Stand up for the Derryman

It’s interesting to observe the reaction of James McClean to poppy-wearing. It’s strikingly different from the reaction of, to the best of my knowledge, all the other footballers in the Premier League, all the TV presenters of BBC and all the TV presenters of UTV. How could McClean get it so wrong?

But before we jump on the Derryman, maybe let’s first ask: how sincere is the poppy-wearing of other Premier League players? I’m not sure what loyalty or respect they should have for the British armed forces. Maybe they have a family connection. Maybe the British army saved some of their relatives during the First and/or Second World War. Or maybe they were told to wear it, or else.

This last possibility is pure conjecture – I have no way of knowing. But it is striking, the near unanimity of views among soccer players in England. And even more striking, in the Tormented Green Corner (TGC), that all hands should pin a poppy to their breast.

If my guess at pressure on players and presenters is accurate, it devalues the whole worth of poppy-wearing. The symbol stops being fond respect for the British armed forces and becomes an emblem which might be worn for sincere reasons and might be worn for base reasons.

All the more respect, then, is owed to James McClean.

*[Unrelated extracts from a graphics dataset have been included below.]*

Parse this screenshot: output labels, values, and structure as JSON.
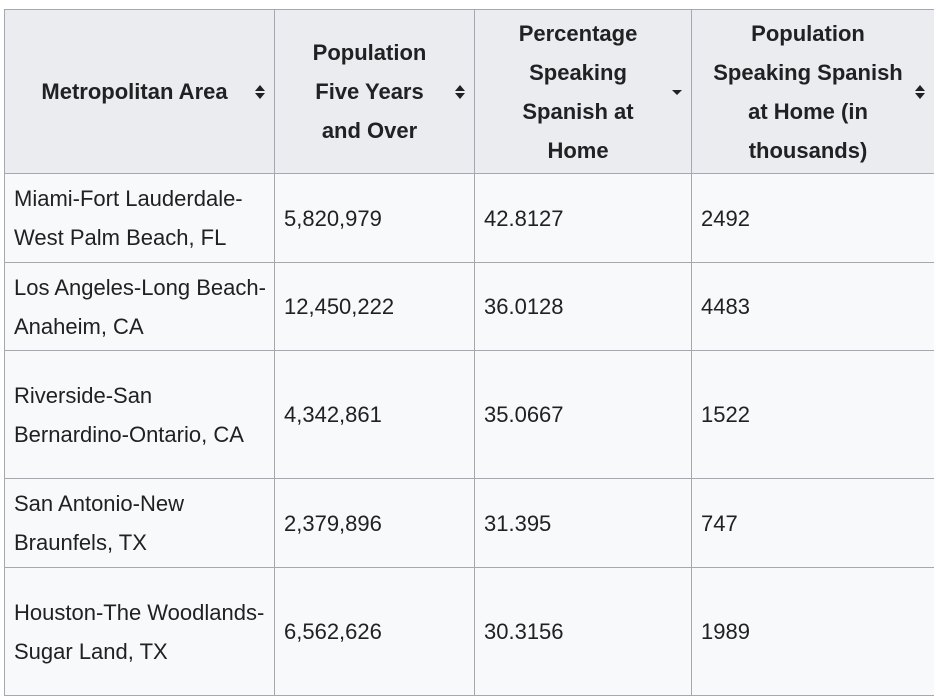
{
  "table": {
    "headers": [
      {
        "label": "Metropolitan Area",
        "sort": "both"
      },
      {
        "label": "Population Five Years and Over",
        "sort": "both"
      },
      {
        "label": "Percentage Speaking Spanish at Home",
        "sort": "descending"
      },
      {
        "label": "Population Speaking Spanish at Home (in thousands)",
        "sort": "both"
      }
    ],
    "rows": [
      {
        "metro": "Miami-Fort Lauderdale-West Palm Beach, FL",
        "population": "5,820,979",
        "percentage": "42.8127",
        "spanish_thousands": "2492"
      },
      {
        "metro": "Los Angeles-Long Beach-Anaheim, CA",
        "population": "12,450,222",
        "percentage": "36.0128",
        "spanish_thousands": "4483"
      },
      {
        "metro": "Riverside-San Bernardino-Ontario, CA",
        "population": "4,342,861",
        "percentage": "35.0667",
        "spanish_thousands": "1522"
      },
      {
        "metro": "San Antonio-New Braunfels, TX",
        "population": "2,379,896",
        "percentage": "31.395",
        "spanish_thousands": "747"
      },
      {
        "metro": "Houston-The Woodlands-Sugar Land, TX",
        "population": "6,562,626",
        "percentage": "30.3156",
        "spanish_thousands": "1989"
      }
    ]
  },
  "icons": {
    "sort_both": "sort-both-icon",
    "sort_descending": "sort-descending-icon"
  },
  "colors": {
    "header_bg": "#eaecf0",
    "cell_bg": "#f8f9fa",
    "border": "#a2a9b1",
    "text": "#202122"
  }
}
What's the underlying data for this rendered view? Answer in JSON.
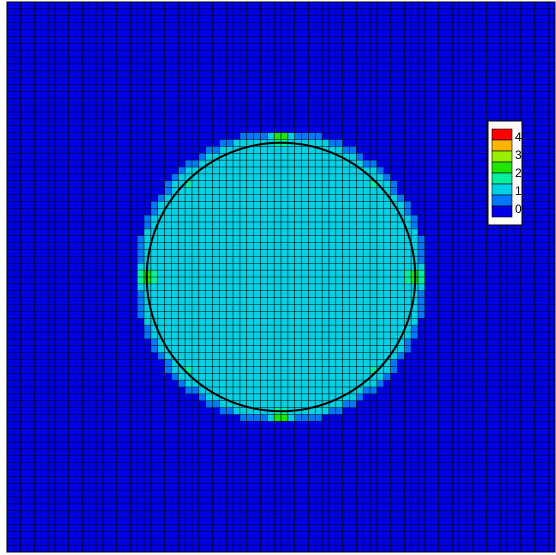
{
  "chart_data": {
    "type": "heatmap",
    "title": "",
    "xlabel": "",
    "ylabel": "",
    "grid": true,
    "grid_cells": [
      80,
      80
    ],
    "legend": {
      "placement": "right",
      "ticks": [
        "4",
        "3",
        "2",
        "1",
        "0"
      ],
      "levels": [
        {
          "value": 4,
          "color": "#ff0000"
        },
        {
          "value": 3.5,
          "color": "#ffb400"
        },
        {
          "value": 3,
          "color": "#96f000"
        },
        {
          "value": 2,
          "color": "#1ee600"
        },
        {
          "value": 1.5,
          "color": "#00f0a0"
        },
        {
          "value": 1,
          "color": "#00d2e6"
        },
        {
          "value": 0.5,
          "color": "#0078ff"
        },
        {
          "value": 0,
          "color": "#0000e6"
        }
      ]
    },
    "background_value": 0,
    "disk": {
      "center": [
        0.5,
        0.5
      ],
      "radius": 0.245,
      "value": 1
    },
    "hotspots": [
      {
        "x": 0.5,
        "y": 0.245,
        "peak": 4
      },
      {
        "x": 0.674,
        "y": 0.327,
        "peak": 2
      },
      {
        "x": 0.745,
        "y": 0.5,
        "peak": 4
      },
      {
        "x": 0.674,
        "y": 0.673,
        "peak": 2
      },
      {
        "x": 0.5,
        "y": 0.755,
        "peak": 4
      },
      {
        "x": 0.326,
        "y": 0.673,
        "peak": 2
      },
      {
        "x": 0.255,
        "y": 0.5,
        "peak": 4
      },
      {
        "x": 0.326,
        "y": 0.327,
        "peak": 2
      }
    ]
  }
}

Against an avalanche of hostility, he stands his ground and acts in accordance with his beliefs. What other attitude could any Derry person have, from a city where members of the British army slaughtered fourteen people and never spend a day in prison for their deeds?

Finally, two points. One, the poppy is worn to honour those who served in the British armed forces from (at least) the First World War. Anyone with a rudimentary knowledge of history must know that that means including some of the vilest deeds committed in army uniform. Yet if that is what people genuinely want to do, any reasonable person must respect their right to do so.

Two: if it’s OK to voluntarily wear the poppy, surely it’s equally OK not to wear the poppy? Or must we all join the baying pack who condemn McClean, or applaud the pliant media who will do anything the powers that be tell them?

James McClean: a man of courage and principle. Ireland needs such people.